Proponents John Chevedden and Harrington Investments submitted a similar proposal in Alaska Air (February 12, 2018). In this instance, the existing aggregation cap was 20, and the existing number of proxy access nominees was the greater of 20% of the directors in office or two. Interestingly, the proposal’s supporting statement spends more space denigrating virtual annual meetings than it does arguing for the proxy access amendments, contending that proxy access is a way to compensate for the loss of the fundamental right to in-person annual meetings. (See this PubCo post and this PubCo post.)

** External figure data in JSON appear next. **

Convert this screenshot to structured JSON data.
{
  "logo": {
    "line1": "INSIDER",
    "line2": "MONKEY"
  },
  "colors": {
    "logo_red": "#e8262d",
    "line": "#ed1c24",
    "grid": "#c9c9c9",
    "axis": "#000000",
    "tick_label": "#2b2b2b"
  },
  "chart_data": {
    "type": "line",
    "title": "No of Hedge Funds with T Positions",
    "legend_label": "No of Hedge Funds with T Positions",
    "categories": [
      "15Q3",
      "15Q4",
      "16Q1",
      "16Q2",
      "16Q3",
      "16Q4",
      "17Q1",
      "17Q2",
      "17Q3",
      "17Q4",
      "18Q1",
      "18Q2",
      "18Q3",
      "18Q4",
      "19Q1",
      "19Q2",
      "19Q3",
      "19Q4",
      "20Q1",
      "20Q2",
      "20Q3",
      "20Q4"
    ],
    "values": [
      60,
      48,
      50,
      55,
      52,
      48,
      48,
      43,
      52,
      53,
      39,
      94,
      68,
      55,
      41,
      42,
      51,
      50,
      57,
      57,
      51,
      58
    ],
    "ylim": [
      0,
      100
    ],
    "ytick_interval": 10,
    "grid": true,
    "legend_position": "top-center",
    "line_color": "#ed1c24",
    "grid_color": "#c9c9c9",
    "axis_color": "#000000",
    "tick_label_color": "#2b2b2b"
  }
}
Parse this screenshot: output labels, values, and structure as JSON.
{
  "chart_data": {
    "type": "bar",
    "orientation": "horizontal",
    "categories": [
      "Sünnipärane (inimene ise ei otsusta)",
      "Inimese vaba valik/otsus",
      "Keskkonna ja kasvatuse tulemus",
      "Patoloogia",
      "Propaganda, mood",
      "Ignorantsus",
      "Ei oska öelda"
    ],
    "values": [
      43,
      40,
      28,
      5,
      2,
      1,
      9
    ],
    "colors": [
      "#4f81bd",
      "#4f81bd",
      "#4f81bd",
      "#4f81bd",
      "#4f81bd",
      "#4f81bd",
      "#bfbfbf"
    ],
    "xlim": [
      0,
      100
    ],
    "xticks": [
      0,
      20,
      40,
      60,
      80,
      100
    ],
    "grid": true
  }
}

In its request for relief, the company also relied primarily on Rule 14a-8(i)(10). In this instance, the existing aggregation cap was 20, and the number of permitted proxy access nominees was the greater of 20% of directors in office or two. With regard to H&R Block, the company made arguments similar to those made in BorgWarner, and advocated that the staff consider that, in the prior year, Mr Chevedden’s proposal to amend the company’s proxy access bylaw to lift the aggregation cap to 50 shareholders had been submitted to shareholders and soundly defeated, receiving only a 23% vote in favor:
“The 2017 Proposal received the support of only approximately 23.3% of the votes cast by stockholders at the 2017 Meeting. Thus, at the 2017 Meeting, the Company’s stockholders sent to the Board a clear signal that the 20-stockholder aggregation limit was appropriate, which the Staff should consider along with the other facts and circumstances of the 2018 Proposal. It would be contrary to the Staff’s regulatory objective that led the Commission to revise its interpretation of the ‘substantial implementation’ standard in 1983 if stockholders could avoid exclusion under Rule 14a-8(i)(10) simply by requesting variations in the nominating group size, which is precisely what the Proponents have attempted to do after Mr. Chevedden’s ‘variation’ proposal was squarely rejected at the 2017 Meeting. By focusing on just one or two elements of the Company’s existing proxy access provisions, the Proponents attempt to shift the focus from whether the Company’s stockholders currently have a meaningful proxy access right to the secondary details of that right.” If proposals focusing only on these details are required to be submitted, “companies will have an ever-moving target that allows stockholders to escape exclusion under Rule 14a-8(i)(10) by simply changing one or two words of an existing proxy access bylaw. Such an approach would turn the Staff’s ‘substantial implementation’ analysis on its head.”
The company also took issue with the proponents’ contention that the current 20-person cap was inadequate by pointing out that six of the company’s shareholders held in excess of 3%, without aggregation, and five had held those shares continuously for three years, that, together, these five owned approximately 31.7% of the outstanding shares of common stock, and that the top 25 institutional shareholders held approximately 57% the outstanding shares, 19 of which had held their shares for at least three years.
With regard to the number of proxy access nominees, the company explained that the proposal would effect only minor differences. Where the board was composed of 13 or more directors, there could be three proxy-access nominees under the proposal, while under the existing bylaws, three nominees would be permitted only when the board consisted of 15 or more directors. However, the company maintained, for the past decade, the board had never exceeded 11, and the company had no present intent of increasing the size beyond 11.
But, in both cases, these arguments were to no avail. In each case, the staff was unable to conclude that the companies’ proxy access bylaws compared favorably with the guidelines of the proposals. (Both companies also took a stab at arguments under Rule 14a-8(i)(3), but those also failed.)